Un projet de loi prétendument en faveur des revenus du travail va être examiné en urgence dès le mois de septembre. A la fois concret et idéologique, il cherche à intégrer le plus largement la société sur des objectifs régressifs.
Ce sont 5 articles pour :
Derrière cette agitation il s'agit d'endiguer l'exigence massive d'une augmentation des salaires qui terrorise tant le patronat et obsède la Banque centrale européenne.
La mobilisation du 27 septembre pour les salaires, à l'initiative du PCF, sera aussi une riposte à ce dangereux projet de loi.

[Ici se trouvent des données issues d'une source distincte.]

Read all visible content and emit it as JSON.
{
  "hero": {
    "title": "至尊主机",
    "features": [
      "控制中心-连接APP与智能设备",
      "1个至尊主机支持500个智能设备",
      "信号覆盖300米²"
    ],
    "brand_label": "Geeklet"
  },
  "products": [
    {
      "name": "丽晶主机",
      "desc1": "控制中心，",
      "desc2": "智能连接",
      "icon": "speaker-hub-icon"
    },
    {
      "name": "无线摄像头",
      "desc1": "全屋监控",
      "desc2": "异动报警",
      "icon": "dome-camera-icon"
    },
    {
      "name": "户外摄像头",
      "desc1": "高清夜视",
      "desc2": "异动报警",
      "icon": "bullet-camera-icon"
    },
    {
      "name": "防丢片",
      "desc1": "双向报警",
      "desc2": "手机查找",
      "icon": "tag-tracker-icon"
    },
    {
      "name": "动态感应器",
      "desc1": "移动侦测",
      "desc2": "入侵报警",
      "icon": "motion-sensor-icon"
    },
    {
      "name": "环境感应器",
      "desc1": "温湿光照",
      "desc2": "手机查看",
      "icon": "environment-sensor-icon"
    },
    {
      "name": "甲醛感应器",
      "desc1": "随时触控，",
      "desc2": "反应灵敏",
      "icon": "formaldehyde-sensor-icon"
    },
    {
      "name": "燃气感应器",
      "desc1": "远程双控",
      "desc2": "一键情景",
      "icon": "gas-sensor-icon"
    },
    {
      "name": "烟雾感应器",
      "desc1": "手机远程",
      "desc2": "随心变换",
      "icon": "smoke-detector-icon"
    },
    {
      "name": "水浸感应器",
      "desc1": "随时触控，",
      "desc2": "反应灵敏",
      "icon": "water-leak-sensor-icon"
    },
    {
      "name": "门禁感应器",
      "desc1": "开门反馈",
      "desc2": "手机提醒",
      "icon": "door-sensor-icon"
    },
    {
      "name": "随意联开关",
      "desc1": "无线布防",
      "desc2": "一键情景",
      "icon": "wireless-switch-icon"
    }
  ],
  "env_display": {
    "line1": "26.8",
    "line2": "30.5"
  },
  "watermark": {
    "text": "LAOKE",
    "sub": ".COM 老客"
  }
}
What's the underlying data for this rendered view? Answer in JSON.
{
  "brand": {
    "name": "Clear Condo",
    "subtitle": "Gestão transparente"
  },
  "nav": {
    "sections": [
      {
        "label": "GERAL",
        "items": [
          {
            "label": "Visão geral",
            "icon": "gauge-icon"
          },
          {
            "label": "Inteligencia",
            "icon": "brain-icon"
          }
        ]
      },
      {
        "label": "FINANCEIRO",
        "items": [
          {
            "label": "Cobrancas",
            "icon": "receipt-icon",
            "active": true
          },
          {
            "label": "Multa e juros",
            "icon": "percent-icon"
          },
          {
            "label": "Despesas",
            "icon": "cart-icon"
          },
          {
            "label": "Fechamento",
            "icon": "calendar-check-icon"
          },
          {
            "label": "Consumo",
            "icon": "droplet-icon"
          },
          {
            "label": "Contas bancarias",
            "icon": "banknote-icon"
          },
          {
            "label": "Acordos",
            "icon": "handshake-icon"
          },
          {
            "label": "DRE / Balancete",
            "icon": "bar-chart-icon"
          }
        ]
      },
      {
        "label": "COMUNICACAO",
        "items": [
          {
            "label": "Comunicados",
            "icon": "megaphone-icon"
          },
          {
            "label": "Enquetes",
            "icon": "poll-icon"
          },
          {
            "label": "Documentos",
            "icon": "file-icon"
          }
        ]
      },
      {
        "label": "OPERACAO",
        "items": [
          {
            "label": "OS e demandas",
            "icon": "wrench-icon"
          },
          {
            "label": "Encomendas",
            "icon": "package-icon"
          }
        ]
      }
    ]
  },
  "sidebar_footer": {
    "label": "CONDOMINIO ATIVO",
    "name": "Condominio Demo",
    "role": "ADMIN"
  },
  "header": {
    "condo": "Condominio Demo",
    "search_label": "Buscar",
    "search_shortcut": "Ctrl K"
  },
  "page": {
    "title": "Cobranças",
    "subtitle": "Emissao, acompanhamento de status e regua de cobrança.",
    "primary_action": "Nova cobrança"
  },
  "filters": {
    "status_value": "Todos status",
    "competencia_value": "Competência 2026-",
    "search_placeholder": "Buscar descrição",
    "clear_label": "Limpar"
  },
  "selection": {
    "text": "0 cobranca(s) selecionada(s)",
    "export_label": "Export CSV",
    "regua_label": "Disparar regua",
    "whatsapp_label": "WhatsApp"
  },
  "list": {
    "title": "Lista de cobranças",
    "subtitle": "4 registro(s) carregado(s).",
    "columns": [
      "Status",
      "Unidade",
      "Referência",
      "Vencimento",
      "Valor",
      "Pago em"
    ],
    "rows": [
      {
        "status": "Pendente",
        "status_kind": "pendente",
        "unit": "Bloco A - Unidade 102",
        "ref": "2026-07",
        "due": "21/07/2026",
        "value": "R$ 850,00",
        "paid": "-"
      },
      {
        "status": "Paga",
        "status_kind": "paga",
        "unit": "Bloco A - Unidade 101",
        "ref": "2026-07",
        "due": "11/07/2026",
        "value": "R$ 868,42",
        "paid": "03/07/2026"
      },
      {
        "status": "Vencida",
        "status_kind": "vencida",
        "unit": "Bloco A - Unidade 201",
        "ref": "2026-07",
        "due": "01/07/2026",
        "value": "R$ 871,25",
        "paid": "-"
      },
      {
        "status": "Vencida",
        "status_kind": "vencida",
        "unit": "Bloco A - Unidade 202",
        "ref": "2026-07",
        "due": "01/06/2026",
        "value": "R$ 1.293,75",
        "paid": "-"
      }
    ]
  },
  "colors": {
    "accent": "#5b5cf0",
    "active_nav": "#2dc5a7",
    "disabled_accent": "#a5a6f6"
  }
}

Avec ce projet de loi discuté dans l'urgence dès la rentrée, ce sont les gadgets de l'intéressement et de la participation aux résultats des entreprises qui vont être agités pour tenter de freiner la mobilisation des salariés pour la revalorisation des salaires et du pouvoir d'achat. Au nom de la promotion de l'intéressement et de sa diffusion dans les PME, le premier article du projet de loi institue une nouvelle aide aux entreprises les incitant à mettre en place un dispositif d'intéressement des salariés aux résultats de l'entreprise. Il s'agit d'un crédit d'impôt correspondant au cinquième du montant des primes d'intéressement supplémentaires versées aux salariés quand le dispositif existe déjà ou du montant des primes totales quand le dispositif est instauré.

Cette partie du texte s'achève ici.